Approach to offering remote support to mesothelioma patients: The Mesothelioma Survivor Project.

82 Background: From the moment of diagnosis, malignant mesothelioma (MM), decreases health-related quality-of-life (QOL) in patients and their caregivers. In addition to symptoms of disease, aggressive treatments such as surgery, radiation, and chemotherapy can cause extreme side effects – specifically, chemotherapy is associated with chronic fatigue, unremitting nausea, vomiting, and systemic pain. These side effects of treatments can be burdensome enough to lead to noncompliance or outright refusal of continuation of care.[1] Data from 13 frequently cited QOL studies focus on chest pain and shortness of breath as the two chief symptoms of pleural mesothelioma. The largest QOL study to date enrolled 495 patients, evaluated MM using the LCSS (lung cancer symptom scale).
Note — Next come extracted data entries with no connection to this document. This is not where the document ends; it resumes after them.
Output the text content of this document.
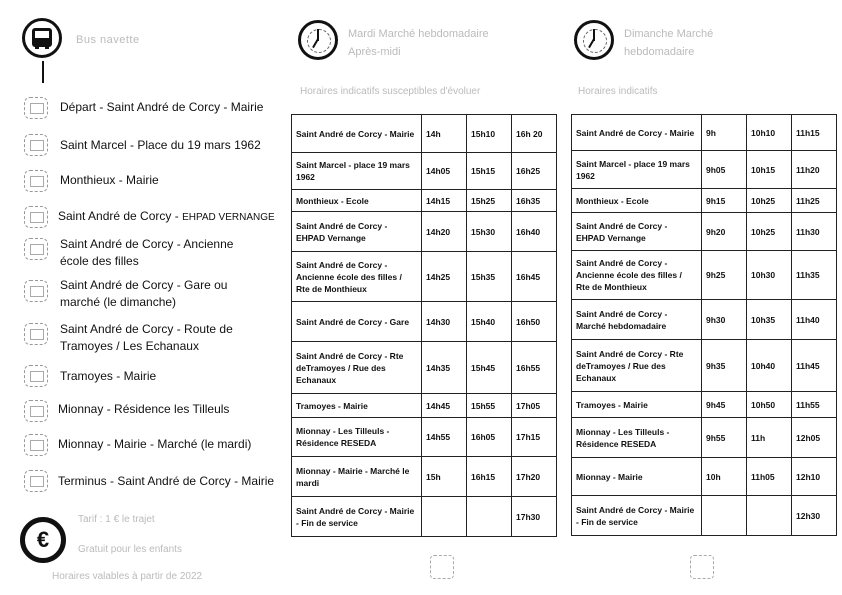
Bus navette
Départ - Saint André de Corcy - Mairie
Saint Marcel - Place du 19 mars 1962
Monthieux - Mairie
Saint André de Corcy - EHPAD VERNANGE
Saint André de Corcy - Ancienne
école des filles
Saint André de Corcy - Gare ou
marché (le dimanche)
Saint André de Corcy - Route de
Tramoyes / Les Echanaux
Tramoyes - Mairie
Mionnay - Résidence les Tilleuls
Mionnay - Mairie - Marché (le mardi)
Terminus - Saint André de Corcy - Mairie
€
Tarif : 1 € le trajet
Gratuit pour les enfants
Horaires valables à partir de 2022
Mardi Marché hebdomadaire
Après-midi
Horaires indicatifs susceptibles d'évoluer
Dimanche Marché
hebdomadaire
Horaires indicatifs
Saint André de Corcy - Mairie	14h	15h10	16h 20
Saint Marcel - place 19 mars 1962	14h05	15h15	16h25
Monthieux - Ecole	14h15	15h25	16h35
Saint André de Corcy - EHPAD Vernange	14h20	15h30	16h40
Saint André de Corcy - Ancienne école des filles / Rte de Monthieux	14h25	15h35	16h45
Saint André de Corcy - Gare	14h30	15h40	16h50
Saint André de Corcy - Rte deTramoyes / Rue des Echanaux	14h35	15h45	16h55
Tramoyes - Mairie	14h45	15h55	17h05
Mionnay - Les Tilleuls - Résidence RESEDA	14h55	16h05	17h15
Mionnay - Mairie - Marché le mardi	15h	16h15	17h20
Saint André de Corcy - Mairie - Fin de service			17h30
Saint André de Corcy - Mairie	9h	10h10	11h15
Saint Marcel - place 19 mars 1962	9h05	10h15	11h20
Monthieux - Ecole	9h15	10h25	11h25
Saint André de Corcy - EHPAD Vernange	9h20	10h25	11h30
Saint André de Corcy - Ancienne école des filles / Rte de Monthieux	9h25	10h30	11h35
Saint André de Corcy - Marché hebdomadaire	9h30	10h35	11h40
Saint André de Corcy - Rte deTramoyes / Rue des Echanaux	9h35	10h40	11h45
Tramoyes - Mairie	9h45	10h50	11h55
Mionnay - Les Tilleuls - Résidence RESEDA	9h55	11h	12h05
Mionnay - Mairie	10h	11h05	12h10
Saint André de Corcy - Mairie - Fin de service			12h30
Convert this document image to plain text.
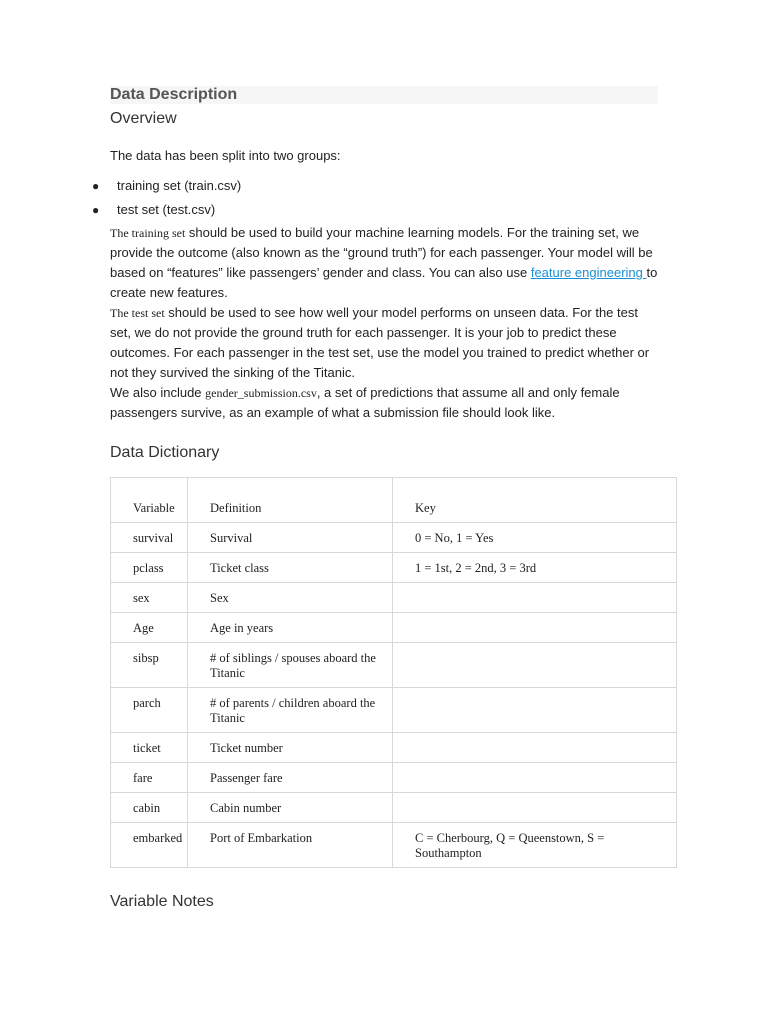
Data Description
Overview
The data has been split into two groups:
● training set (train.csv)
● test set (test.csv)
The training set should be used to build your machine learning models. For the training set, we provide the outcome (also known as the “ground truth”) for each passenger. Your model will be based on “features” like passengers’ gender and class. You can also use feature engineering to create new features.
The test set should be used to see how well your model performs on unseen data. For the test set, we do not provide the ground truth for each passenger. It is your job to predict these outcomes. For each passenger in the test set, use the model you trained to predict whether or not they survived the sinking of the Titanic.
We also include gender_submission.csv, a set of predictions that assume all and only female passengers survive, as an example of what a submission file should look like.
Data Dictionary
Variable	Definition	Key
survival	Survival	0 = No, 1 = Yes
pclass	Ticket class	1 = 1st, 2 = 2nd, 3 = 3rd
sex	Sex	
Age	Age in years	
sibsp	# of siblings / spouses aboard the Titanic	
parch	# of parents / children aboard the Titanic	
ticket	Ticket number	
fare	Passenger fare	
cabin	Cabin number	
embarked	Port of Embarkation	C = Cherbourg, Q = Queenstown, S = Southampton
Variable Notes
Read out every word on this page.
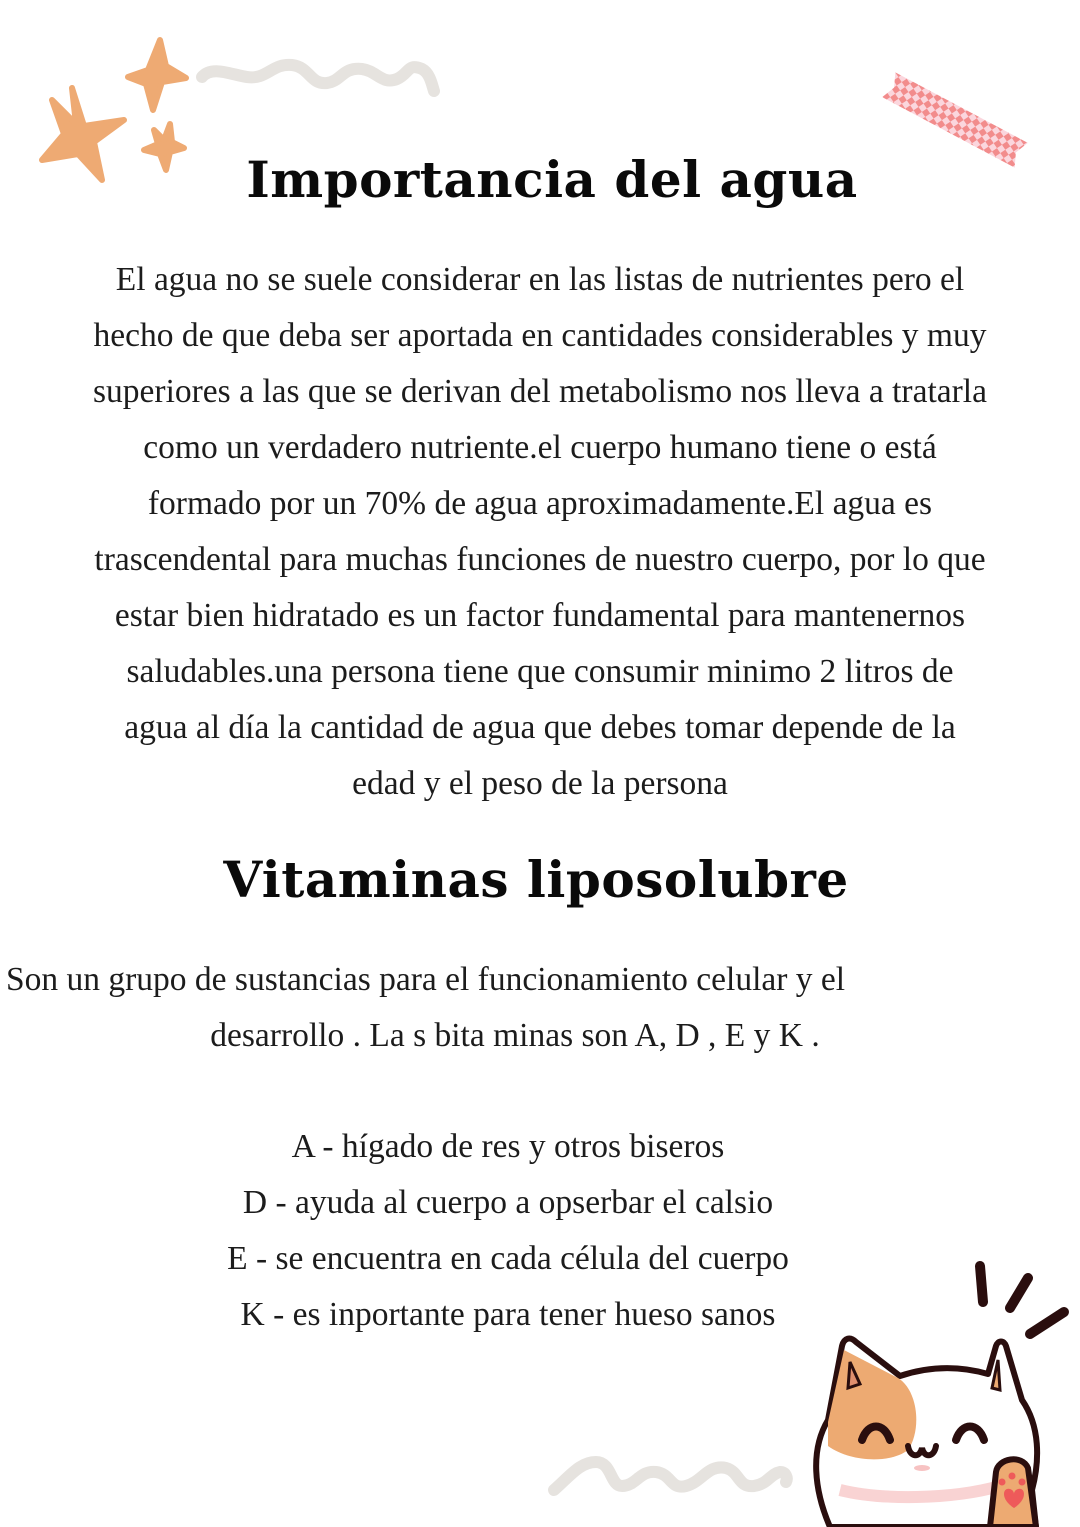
Importancia del agua

El agua no se suele considerar en las listas de nutrientes pero el
hecho de que deba ser aportada en cantidades considerables y muy
superiores a las que se derivan del metabolismo nos lleva a tratarla
como un verdadero nutriente.el cuerpo humano tiene o está
formado por un 70% de agua aproximadamente.El agua es
trascendental para muchas funciones de nuestro cuerpo, por lo que
estar bien hidratado es un factor fundamental para mantenernos
saludables.una persona tiene que consumir minimo 2 litros de
agua al día la cantidad de agua que debes tomar depende de la
edad y el peso de la persona

Vitaminas liposolubre

Son un grupo de sustancias para el funcionamiento celular y el
desarrollo . La s bita minas son A, D , E y K .

A - hígado de res y otros biseros
D - ayuda al cuerpo a opserbar el calsio
E - se encuentra en cada célula del cuerpo
K - es inportante para tener hueso sanos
Investigators reported MM’s most common symptoms as: fatigue (94%), dyspnea (89%), loss of appetite (86%), chest pain (85%), cough (75%), and hemoptysis (24%). In addition, mesothelioma has a number of emotional consequences. A study by the British Lung Foundation (BLF) reported significant impairment of emotional function and/or emotional state in patients with mesothelioma and their family members.[2] Methods: The platform for the support group was remote, consisting of both online and telephone domains. Participants would utilize both online and phone systems during sessions, held once a week for a total of 6 weeks. Sessions were guided and kept closed, available only to those affected by mesothelioma. Participants completed surveys after each support group. Session summaries and follow-up information were provided online after support meetings. Results: Using a 0-5 Likert Scale, consistent attendees reported support groups as very helpful (4). Irregular attendees had mixed feelings ranging from extremely helpful (5) to neutral (3). 80% of attendees participated in support groups prior to ours. Conclusions: Active participation in a guided and closed support group allowed participants to share their experiences and concerns about their diagnoses, comfortably – supporting transition beyond active-treatment. The online portion of the platform was helpful in assuaging common negative concerns.